I've been having some technical difficulties with my head/brain/physical vitality. And frankly, this pisses me off. It gets in the way of my get-r-done momentum. It triggers my resistance to perceiving myself as weak. It throws me into denial of giving myself some down time and self care. Because I find it difficult to find my value unless there is accomplishment and awesome-sauce success.
Truth bomb: I ignore it's early warning signs and it's gentle nudges in the beginning of it's conversations. I have stuff to do and create dammit! I just keep going until it ass ends me on the ground with limited energy to get back up. And by this time in the process I just want the difficulty over with so I frantically grasp for a quick fix. A miracle magic ka-boom that will get me back to my happy place of making shit happen.
I KNOW this is unreasonable. I know there is a broken-ness in me that looks at asking for help or taking self-care time like it's an alien invasion. Which looks like distrust, warrior up, prepare to defend and brace for losses. It sounds crazy-making to me to expect such an unsustainable pace. It's absolutely disconnecting to my wild ways when I reach for something outside of myself to fix the crash I put myself in.
Bigger truth bomb: there is no magic pill...no miracle ka-boom...no knight in shining massage table.
There is stopping when I find myself flat on the ground and look at the everyday messages in the stars and clouds. There is accepting responsibility that I pushed it too hard, gave too much, rested too little. There is taking the punishment that is the debilitating headaches. There is searching for the trail within myself that may be overgrown with brush, but will take me to a place of experiencing a love of life not yet felt. Just because I haven't found a way to cultivate sustainable wholeness doesn't mean it's not waiting in me to be discovered.
And I sure as hell ain't gunna find it with a magic pill.
In this pain I will search out what feels pleasing. So I can uncover the actions to keep in flow. In this exhaustion of being rode hard and put away wet I must search out the water within to clean up and soak in to restore. In the frustration of self-inflicted negative cycles I need to ask for the wisdom while waiting for it to unfold.
Getting knocked down like this is hitting me with an uncomfortable awareness that something has to change. And how fitting that right now is the change of the season in to Autumn. Season of harvest. Season of drawing energy and life force into the roots. My own season of cave time. So, yeah...change. What needs to change? How do I change it from my authentic truth as it is told right now? What words are needed to convey this change to my family, my tribe, and myself in a loving and clear way?
Feels heavy.
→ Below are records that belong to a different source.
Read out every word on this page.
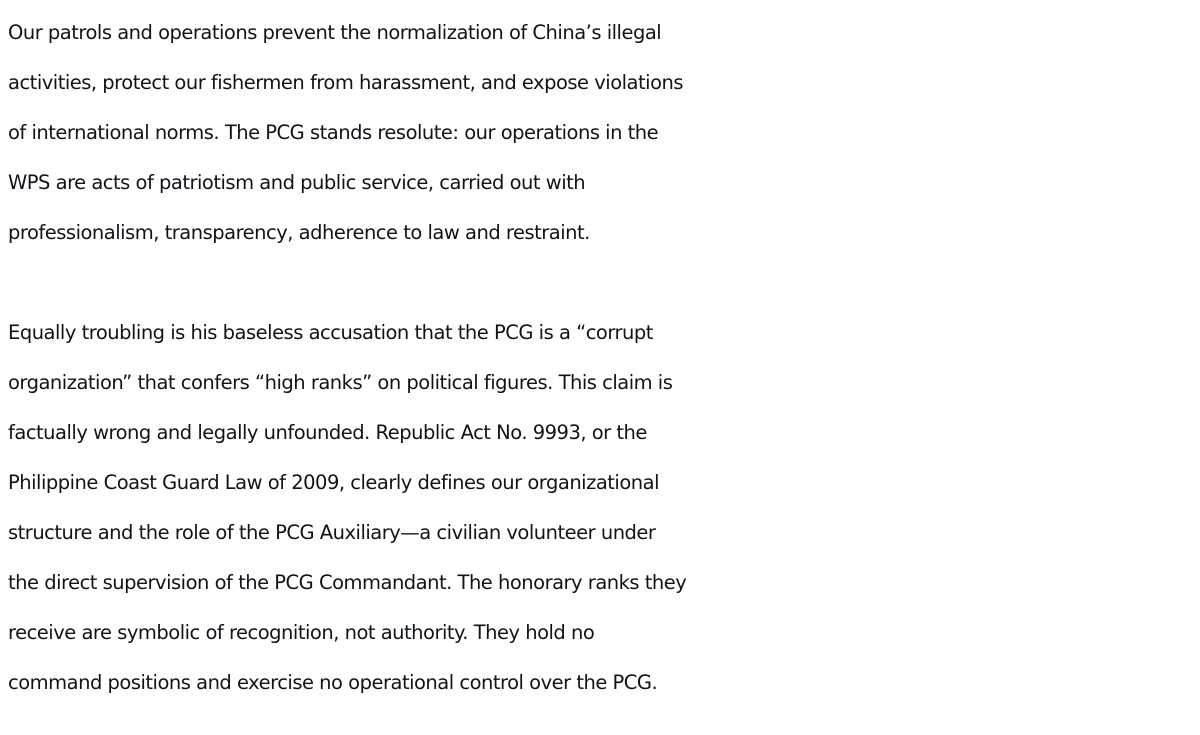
Our patrols and operations prevent the normalization of China’s illegal
activities, protect our fishermen from harassment, and expose violations
of international norms. The PCG stands resolute: our operations in the
WPS are acts of patriotism and public service, carried out with
professionalism, transparency, adherence to law and restraint.

Equally troubling is his baseless accusation that the PCG is a “corrupt
organization” that confers “high ranks” on political figures. This claim is
factually wrong and legally unfounded. Republic Act No. 9993, or the
Philippine Coast Guard Law of 2009, clearly defines our organizational
structure and the role of the PCG Auxiliary—a civilian volunteer under
the direct supervision of the PCG Commandant. The honorary ranks they
receive are symbolic of recognition, not authority. They hold no
command positions and exercise no operational control over the PCG.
Craving the need to shake it off and curl up for a bit. Curl up in the lap of my cave where there is stillness, solitude, wisdom and an abundance of time to process truthfully. No magic pill here. But, there is a path...
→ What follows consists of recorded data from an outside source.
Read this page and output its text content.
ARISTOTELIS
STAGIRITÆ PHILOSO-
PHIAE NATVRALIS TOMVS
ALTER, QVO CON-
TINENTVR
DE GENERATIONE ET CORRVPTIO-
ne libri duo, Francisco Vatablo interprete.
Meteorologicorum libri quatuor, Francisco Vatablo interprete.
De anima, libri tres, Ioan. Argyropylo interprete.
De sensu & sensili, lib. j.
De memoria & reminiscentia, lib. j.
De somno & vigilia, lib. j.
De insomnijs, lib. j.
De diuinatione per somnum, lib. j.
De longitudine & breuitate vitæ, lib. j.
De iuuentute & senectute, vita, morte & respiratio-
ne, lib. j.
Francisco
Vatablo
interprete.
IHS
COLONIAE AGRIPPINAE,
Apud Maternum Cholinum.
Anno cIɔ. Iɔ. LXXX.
PS. I am human, doing the best I can with what I know at the moment. Perfectly imperfect with permission to fall off the soul craft wagon every now and then in order to honor the practice and process of being human. Which, ironically, is the crux of my soul craft philosophy! Haha, jokes on me! Thank goodness for mud on the face and ugly truths being told beautifully.
PPS. Is there a magic pill in your life that you are waiting for? What would be the side effects listed on this pill? What is it you want to pill to do for you that you aren't doing for yourself? Shit...those are some good questions. I'm going to go journal journey on those.